The Chief Justice has for the most part played the wounded, under sieged victim. The Chief Justice played on the card that he is attacked and victimized by an imperial President. And in so doing rallied his own fiefdom— the Courts to his favor.
This has not gained traction.
According to Pulse Asia, 47 percent of Filipinos think Renato C. Corona is guilty, with roughly the same percentages across socio-economic strata. Even more telling is Social Weather Station’s survey that 63 percent of Filipinos believe that Chief Justice Renato C. Corona has hidden wealth based on his Statements of Assets, Liabilities and Net worth.
To put it simply, the Chief Justice lost the public relations war, and he is fast losing the actual war.
The mid-term election is fast coming up.

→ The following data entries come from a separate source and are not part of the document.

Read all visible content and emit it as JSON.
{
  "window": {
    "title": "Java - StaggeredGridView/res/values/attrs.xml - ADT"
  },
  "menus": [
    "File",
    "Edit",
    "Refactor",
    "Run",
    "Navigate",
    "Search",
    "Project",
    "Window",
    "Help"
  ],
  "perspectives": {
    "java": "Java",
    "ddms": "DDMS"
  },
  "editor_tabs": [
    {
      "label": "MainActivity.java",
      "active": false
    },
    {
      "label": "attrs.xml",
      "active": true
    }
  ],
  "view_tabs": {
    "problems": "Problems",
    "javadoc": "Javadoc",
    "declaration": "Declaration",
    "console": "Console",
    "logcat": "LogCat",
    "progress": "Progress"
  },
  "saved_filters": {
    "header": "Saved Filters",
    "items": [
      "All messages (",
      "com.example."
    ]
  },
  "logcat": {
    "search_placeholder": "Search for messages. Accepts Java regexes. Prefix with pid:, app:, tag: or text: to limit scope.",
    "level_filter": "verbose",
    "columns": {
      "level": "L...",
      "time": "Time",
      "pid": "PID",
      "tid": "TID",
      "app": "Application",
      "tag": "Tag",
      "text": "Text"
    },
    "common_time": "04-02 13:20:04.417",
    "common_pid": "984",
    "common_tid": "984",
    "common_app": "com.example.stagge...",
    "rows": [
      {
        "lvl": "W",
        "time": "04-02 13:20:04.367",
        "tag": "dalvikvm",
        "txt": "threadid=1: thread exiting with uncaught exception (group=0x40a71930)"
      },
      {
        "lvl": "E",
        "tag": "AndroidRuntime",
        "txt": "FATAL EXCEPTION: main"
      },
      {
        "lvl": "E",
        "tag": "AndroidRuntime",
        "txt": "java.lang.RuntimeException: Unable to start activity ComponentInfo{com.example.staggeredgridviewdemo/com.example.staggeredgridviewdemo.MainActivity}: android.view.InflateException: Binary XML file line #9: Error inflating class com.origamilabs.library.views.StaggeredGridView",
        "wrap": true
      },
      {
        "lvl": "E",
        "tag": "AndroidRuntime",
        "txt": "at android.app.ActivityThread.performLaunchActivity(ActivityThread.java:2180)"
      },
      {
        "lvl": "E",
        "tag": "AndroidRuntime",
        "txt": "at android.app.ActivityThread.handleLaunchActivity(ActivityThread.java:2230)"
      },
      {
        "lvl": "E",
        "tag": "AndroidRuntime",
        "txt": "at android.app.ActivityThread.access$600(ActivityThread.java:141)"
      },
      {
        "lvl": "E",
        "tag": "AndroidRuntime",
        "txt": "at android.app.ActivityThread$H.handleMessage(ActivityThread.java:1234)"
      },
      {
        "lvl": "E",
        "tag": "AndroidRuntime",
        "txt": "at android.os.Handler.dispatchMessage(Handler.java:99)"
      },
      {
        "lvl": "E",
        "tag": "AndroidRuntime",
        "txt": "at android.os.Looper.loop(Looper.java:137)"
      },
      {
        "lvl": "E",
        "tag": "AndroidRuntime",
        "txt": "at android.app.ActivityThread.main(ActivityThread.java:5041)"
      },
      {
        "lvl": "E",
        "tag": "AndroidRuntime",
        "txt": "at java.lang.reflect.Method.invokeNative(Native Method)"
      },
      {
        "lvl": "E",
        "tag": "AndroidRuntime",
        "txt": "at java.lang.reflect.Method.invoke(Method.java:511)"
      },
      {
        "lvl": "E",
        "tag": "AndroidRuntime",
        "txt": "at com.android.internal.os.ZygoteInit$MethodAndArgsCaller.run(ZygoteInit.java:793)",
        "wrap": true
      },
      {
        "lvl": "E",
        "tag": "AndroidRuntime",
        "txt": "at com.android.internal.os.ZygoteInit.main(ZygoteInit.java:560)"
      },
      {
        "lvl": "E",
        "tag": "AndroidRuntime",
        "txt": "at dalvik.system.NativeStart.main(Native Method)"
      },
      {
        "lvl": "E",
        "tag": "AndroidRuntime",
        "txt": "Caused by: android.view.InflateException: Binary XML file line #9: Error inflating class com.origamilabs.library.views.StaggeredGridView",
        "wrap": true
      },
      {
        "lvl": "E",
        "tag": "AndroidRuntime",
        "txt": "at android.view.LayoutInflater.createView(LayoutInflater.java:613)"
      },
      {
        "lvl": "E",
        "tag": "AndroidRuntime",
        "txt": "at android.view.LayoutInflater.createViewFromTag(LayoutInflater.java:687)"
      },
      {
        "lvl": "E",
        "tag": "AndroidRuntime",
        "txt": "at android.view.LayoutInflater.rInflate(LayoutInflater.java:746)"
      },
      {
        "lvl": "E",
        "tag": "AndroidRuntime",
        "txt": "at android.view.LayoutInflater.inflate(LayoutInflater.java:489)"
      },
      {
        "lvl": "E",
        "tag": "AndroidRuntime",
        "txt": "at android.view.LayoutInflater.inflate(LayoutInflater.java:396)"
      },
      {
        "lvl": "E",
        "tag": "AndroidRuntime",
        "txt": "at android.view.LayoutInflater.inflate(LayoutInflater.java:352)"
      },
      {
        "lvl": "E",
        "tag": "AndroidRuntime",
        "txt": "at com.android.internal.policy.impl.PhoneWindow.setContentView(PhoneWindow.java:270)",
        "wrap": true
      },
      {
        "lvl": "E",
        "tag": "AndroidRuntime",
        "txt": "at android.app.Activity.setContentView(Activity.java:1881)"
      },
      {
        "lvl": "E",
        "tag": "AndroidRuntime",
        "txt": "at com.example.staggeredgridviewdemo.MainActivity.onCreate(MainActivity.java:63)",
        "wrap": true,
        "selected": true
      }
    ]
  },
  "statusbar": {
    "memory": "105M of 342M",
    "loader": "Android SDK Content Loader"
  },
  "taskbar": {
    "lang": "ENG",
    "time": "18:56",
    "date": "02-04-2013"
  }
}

Half the Senate is up for reelection, and naturally the Impeachment Trial of Chief Justice Corona plays a major part in their reelection campaign. Appear in the very least to be unfair, and unjust and they would be voted out of office. That was the lesson of former President Estrada’s impeachment trial.
The winner of this political exercise is of course, President Aquino. A win translates to something he can report on his third state of the nation address. Just to name two, there is progress to be made in education with K+12 initiative— an Aquino campaign promise, and the impeachment of Renato C. Corona is a step towards winning his war on Corruption.
Where does this leave the defense?
The story in its entirety has to be told of course, and we are close to the end now. The Chief Justice has to take the stand in a last ditched effort to win. Renato C. Corona has to prove his innocence, not just to the Senator-Judges, but also to the people watching on television, listening on the radio and tweeting online. If the last six months is of any indication, then it is like climbing a very, very steep mountain. It isn’t entirely possible to do, just a super tall order to overcome. The political wind is entirely against Renato C. Corona.